One priest of the Belarus Orthodox Church ironically described on Facebook three noble maxims of a proper priest in current situation: I see nothing, I hear nothing, and I do not say anything to anyone. This institution turned out to be incapable of performing the tasks that it had entrusted to itself. Over the past 20 years, the church concluded several cooperation agreements with governmental authorities, including the penitentiary system, but in this critical moment she was incapable of mediation. The reason might be the unsubstantial character of all these agreements, which were just a piece of paper without any underlying intention for implementation. Moreover, despite her presence in all of the security forces, the Orthodox Church overlooked the fact that in recent years Lukashenko’s regime has trained at least several hundred special force fighters capable of the disgusting torture acts. Merely one Belarusian priest, Aleh Shulhin, who pastored these units in the past, had the courage to condemn them publicly, probably because he now lives in the United States. “Guys, what are you doing now? Be worthy soldiers of Christ, and do not be the executors of the orders of the one who wants to stay in power, trampling his own and your conscience, the laws of the state and the rights of citizens!”

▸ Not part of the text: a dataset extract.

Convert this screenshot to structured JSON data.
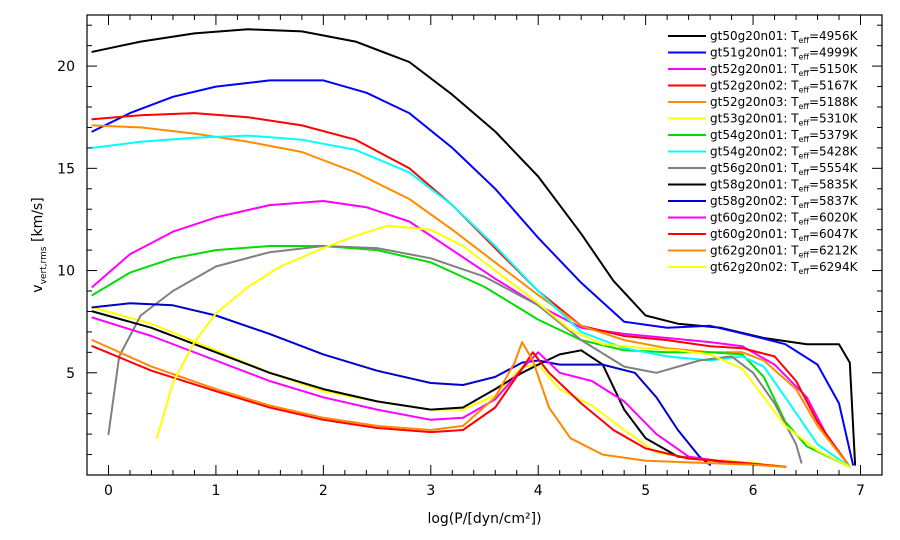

The Orthodox Church claimed to be an important actor in public life, but she pulled back and allegedly plunged into prayer as the country was rocked by the protests. The official Orthodox Church turned out to be paralyzed by the fear of losing her status, the privileges granted to her by the state, or even just a prestigious place of work for some of her representatives. So, she refused to hear the appeals of her believers for support and a clear position. This model of church-state relations seems to be borrowed from top brass of the Russian Orthodox Church in Moscow.
Patriarch Kirill, head of the Moscow Patriarchate, was one of the first to congratulate Lukashenko on his “election victory,” ignoring the fact that this proclaimed victory caused unprecedented mass protests in the country. The patriarch remained unimpressed by the strikes and a wave of dismissals. He just declared his concern about the situation of public confrontation in Belarus. On August 30, in his birthday greetings, Patriarch Kirill praised Lukashenko for his “support of socially significant initiatives of the Orthodox Church” and expressed “hopes for the development of the church's cooperation with state authorities.” The patriarch prefers neither to see nor to hear hundreds of thousands of people on the streets and the exclamations of Orthodox believers calling for truth, respect, and non-violence. Obviously, he is over his flock and speaks the language of the political establishment familiar to him.
In the face of the Belarusian humanitarian crisis, the majority of Orthodox clergy is choosing silent prayer, meaning non-involvement and self-preservation. In such a way, they are respectively betraying their Christian confession, refusing to come out as real peacemakers and witnesses of truth. This might result in the further loss of the Orthodox Church’s moral authority in the Belarusian society for the foreseeable future.